NGO-supported microenterprises (Mulondolwa Jatropha Industry pictured here) have helped create a limited market outlet for failing large-scale outgrower schemes.
Biofuels are enjoying a bit of a renaissance after public backlash against first generation biofuels led to a reexamination of public policy. Getting a significant boost from the United States’ RFS2 and LCFS, as well as the EU’s Renewable Energy Directive, advanced biofuels derived from Jatropha and other non-food crops in particular are starting to get traction.
In addition to making headway towards commercialization, advanced biofuels are beginning to penetrate the aviation biofuels and biochemical markets. The number of Jatropha, Camelina, and algae-powered commercial flights is accelerating every week. The picture above shows soap made from large-scale Jatropha growers.
But at what cost?
Despite a concerted step towards ensuring sustainability, it appears well-intentioned policies in the West are failing to compel all corners of the biofuels industry to comply. For the past several years, organizations like the Oakland Institute, which recently released a study examining biofuel land grabs in Africa, and researchers, including Tim Searchinger, have attempted to show that the biofuel industry has a dark underbelly despite its claims of environmental utility.
In the Tana Delta region of Kenya, villagers are fighting for their plots of land as the government forces them out to make way for water-thirsty sugarcane and Jatropha plantations. These so-called biofuel evictions are often shrouded in secrecy as they often take place in far off corners of the globe. The Tana Delta region, which is already stricken with draught, is just another target of biofuel geopolitics as firms in the West seek cheap, arable land abroad:
The delta’s people are trying to fight their own government over the huge blocks of land being turned over to companies including the Canadian company Bedford Biofuels, which was granted a licence this year by the Kenyan environmental regulator for a 10,000-hectare jatropha “pilot” project. A UK-based firm, G4 Industries Limited, has been awarded a licence for 28,000 hectares.
In many cases, the contracts supporting these acquisitions lack adequate protections for the environment and the people living in it. It’s bitter irony when you consider the fact that UN’s Environment Program (UNEP) is located a short distance away in Nairobi. I wrote in The New Energy Geopolotics: the biofuel-land nexus:
Backed by investments from national governments, private companies acquiring land abroad are resisting a global code of conduct that would ensure transparency as well as facilitate emerging sustainability certifications…Although international standards to protect the marginalized poor are elucidated by international organizations, including the United Nations, and corporate social responsibility standards offer some protection against the worst abuses from multinationals, a sufficiently binding regulatory framework compelling investors to account for local populations’ interests has not yet developed.

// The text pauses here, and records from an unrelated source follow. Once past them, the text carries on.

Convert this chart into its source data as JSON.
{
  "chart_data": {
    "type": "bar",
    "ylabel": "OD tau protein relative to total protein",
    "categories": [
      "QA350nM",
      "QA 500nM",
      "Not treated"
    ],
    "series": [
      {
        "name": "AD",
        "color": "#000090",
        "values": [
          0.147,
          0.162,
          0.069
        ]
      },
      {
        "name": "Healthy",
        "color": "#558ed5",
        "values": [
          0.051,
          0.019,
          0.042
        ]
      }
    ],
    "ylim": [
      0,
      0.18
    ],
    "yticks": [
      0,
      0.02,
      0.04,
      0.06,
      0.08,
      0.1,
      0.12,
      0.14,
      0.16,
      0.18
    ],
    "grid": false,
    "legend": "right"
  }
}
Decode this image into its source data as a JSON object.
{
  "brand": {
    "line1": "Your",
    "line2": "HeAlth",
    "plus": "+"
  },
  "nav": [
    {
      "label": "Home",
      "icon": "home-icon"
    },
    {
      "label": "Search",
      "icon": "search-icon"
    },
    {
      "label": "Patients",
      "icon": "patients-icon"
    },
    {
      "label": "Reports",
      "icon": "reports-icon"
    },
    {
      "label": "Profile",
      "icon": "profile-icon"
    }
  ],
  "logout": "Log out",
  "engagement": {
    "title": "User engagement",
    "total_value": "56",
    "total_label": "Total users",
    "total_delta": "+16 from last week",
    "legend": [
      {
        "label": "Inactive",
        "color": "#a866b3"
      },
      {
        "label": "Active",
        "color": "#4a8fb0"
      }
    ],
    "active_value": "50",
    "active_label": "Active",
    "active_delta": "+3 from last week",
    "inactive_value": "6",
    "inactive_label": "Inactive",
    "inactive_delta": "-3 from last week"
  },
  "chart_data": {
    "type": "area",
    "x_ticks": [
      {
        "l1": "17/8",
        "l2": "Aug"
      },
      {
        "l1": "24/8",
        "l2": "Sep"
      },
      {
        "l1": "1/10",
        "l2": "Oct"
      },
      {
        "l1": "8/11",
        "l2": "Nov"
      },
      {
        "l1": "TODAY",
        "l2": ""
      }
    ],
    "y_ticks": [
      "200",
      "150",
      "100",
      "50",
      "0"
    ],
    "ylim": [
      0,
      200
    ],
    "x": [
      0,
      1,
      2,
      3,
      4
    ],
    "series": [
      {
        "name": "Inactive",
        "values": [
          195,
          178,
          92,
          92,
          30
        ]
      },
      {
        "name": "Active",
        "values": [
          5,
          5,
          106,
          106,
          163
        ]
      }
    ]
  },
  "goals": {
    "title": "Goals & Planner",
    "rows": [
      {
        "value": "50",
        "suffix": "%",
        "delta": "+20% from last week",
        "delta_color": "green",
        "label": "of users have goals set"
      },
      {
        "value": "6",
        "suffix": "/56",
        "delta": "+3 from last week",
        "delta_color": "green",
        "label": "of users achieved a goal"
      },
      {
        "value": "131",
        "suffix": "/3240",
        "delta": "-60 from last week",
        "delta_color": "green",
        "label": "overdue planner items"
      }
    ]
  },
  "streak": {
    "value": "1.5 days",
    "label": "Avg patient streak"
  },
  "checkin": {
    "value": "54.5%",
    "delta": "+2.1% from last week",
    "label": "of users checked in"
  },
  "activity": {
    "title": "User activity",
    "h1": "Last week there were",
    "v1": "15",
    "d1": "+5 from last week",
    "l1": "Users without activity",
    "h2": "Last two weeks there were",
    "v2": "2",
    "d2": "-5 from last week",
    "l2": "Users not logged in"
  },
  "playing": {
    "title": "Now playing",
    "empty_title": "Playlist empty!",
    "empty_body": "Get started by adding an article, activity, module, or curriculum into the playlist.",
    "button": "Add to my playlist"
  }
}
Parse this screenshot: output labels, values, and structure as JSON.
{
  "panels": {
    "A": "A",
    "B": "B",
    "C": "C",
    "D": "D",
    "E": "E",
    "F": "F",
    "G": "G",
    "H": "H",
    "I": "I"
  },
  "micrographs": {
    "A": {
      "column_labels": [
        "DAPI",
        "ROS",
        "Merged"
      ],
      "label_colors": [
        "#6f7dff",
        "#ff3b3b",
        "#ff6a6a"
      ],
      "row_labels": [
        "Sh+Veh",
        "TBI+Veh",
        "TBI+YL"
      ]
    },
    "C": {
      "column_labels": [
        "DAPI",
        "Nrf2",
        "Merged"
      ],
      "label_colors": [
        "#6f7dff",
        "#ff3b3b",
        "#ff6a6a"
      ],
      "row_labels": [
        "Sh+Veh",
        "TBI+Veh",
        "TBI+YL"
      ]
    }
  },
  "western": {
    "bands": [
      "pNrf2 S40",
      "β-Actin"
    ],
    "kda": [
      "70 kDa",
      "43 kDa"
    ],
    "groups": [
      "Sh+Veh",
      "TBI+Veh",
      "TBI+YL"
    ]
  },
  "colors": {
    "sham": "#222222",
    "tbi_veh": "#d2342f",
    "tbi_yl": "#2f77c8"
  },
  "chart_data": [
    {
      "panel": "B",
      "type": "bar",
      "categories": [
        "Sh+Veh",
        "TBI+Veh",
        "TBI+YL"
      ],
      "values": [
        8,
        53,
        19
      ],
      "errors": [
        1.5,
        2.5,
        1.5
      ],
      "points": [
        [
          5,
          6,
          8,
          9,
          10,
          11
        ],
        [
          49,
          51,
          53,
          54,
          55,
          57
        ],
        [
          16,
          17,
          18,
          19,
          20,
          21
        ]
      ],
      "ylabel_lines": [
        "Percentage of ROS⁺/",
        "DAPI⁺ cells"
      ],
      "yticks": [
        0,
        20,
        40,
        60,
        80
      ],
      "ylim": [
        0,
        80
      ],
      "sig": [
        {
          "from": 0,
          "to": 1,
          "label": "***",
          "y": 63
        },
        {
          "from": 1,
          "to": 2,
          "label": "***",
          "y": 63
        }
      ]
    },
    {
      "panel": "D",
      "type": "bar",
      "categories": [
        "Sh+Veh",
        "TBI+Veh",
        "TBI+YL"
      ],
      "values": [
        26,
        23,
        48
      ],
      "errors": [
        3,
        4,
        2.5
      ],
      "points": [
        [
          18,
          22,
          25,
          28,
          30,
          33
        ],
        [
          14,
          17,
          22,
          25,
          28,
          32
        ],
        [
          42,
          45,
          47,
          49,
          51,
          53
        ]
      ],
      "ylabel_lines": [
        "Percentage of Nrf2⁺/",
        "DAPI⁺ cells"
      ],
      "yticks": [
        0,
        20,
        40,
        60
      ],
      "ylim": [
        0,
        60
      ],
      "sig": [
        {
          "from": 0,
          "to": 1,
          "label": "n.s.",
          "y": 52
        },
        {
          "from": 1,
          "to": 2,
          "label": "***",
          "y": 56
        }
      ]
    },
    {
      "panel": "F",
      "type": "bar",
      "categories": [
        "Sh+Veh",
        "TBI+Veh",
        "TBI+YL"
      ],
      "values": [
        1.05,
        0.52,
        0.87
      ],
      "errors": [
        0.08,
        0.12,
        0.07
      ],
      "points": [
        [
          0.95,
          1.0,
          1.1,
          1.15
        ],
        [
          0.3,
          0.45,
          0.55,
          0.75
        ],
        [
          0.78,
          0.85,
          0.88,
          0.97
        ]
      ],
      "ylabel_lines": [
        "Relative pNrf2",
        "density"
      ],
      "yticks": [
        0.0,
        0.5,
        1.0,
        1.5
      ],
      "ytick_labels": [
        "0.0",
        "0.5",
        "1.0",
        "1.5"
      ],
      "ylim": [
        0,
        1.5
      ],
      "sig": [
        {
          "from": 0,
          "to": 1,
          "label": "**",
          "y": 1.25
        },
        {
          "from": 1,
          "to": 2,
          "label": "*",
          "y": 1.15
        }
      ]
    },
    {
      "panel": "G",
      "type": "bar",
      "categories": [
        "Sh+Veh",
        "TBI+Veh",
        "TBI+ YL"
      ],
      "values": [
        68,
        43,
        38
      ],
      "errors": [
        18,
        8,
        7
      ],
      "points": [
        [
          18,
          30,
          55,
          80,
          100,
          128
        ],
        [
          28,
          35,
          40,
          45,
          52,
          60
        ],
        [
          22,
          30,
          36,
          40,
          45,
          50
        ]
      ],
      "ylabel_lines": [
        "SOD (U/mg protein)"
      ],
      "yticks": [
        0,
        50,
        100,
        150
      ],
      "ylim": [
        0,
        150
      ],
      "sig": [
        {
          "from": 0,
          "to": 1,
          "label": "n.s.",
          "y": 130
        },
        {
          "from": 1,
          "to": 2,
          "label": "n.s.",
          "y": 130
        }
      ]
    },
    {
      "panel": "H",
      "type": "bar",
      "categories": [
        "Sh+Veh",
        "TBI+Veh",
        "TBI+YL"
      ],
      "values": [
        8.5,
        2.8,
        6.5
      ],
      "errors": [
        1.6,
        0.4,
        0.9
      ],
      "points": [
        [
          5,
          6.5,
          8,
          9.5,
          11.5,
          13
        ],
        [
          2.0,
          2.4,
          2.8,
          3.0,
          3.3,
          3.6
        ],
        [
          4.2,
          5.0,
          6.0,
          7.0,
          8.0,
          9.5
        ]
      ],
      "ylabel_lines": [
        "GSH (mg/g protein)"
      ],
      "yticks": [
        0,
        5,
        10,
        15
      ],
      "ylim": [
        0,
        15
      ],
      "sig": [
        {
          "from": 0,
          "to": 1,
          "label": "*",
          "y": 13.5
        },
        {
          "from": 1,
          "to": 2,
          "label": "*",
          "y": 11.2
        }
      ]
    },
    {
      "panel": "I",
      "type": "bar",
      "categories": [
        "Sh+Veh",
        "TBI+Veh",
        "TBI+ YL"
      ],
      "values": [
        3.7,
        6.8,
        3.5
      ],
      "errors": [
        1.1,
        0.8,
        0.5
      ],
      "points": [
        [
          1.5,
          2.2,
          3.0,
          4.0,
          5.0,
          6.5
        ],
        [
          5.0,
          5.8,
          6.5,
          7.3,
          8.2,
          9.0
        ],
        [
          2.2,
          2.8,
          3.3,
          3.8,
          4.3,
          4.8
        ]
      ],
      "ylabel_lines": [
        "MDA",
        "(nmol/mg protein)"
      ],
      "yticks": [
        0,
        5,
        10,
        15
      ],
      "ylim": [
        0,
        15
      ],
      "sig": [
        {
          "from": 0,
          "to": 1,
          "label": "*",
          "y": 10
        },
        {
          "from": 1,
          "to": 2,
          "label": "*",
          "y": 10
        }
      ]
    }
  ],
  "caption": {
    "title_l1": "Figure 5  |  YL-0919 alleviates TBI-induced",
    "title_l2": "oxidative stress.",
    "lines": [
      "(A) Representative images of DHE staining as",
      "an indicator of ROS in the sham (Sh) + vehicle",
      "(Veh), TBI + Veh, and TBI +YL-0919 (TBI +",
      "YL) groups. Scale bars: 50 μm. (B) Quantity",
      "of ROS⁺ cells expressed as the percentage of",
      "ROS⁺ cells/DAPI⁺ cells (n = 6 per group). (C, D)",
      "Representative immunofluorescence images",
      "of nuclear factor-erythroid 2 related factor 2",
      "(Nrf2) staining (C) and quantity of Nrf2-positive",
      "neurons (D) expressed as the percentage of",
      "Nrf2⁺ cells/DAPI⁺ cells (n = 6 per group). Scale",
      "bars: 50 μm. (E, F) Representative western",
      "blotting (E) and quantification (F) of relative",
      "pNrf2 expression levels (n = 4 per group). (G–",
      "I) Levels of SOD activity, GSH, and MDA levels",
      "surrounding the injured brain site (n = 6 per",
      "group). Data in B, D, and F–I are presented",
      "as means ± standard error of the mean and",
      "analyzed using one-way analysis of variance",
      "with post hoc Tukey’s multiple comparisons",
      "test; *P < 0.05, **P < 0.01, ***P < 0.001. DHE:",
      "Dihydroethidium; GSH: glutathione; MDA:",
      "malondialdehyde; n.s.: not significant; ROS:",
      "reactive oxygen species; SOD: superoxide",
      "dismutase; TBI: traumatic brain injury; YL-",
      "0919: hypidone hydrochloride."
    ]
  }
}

But maybe all this is good for biofuels over the long-term? While the industry needs to produce to attract investors and gain momentum to further expand, it also needs to protect its public image or risk being maligned by questionable business ethics.
Exposing the industry’s social and environmental shortcomings could serve it well by forcing it to focus more on the energy security benefits it provides rather than continuing to expand under the guise of ecological irreproachability.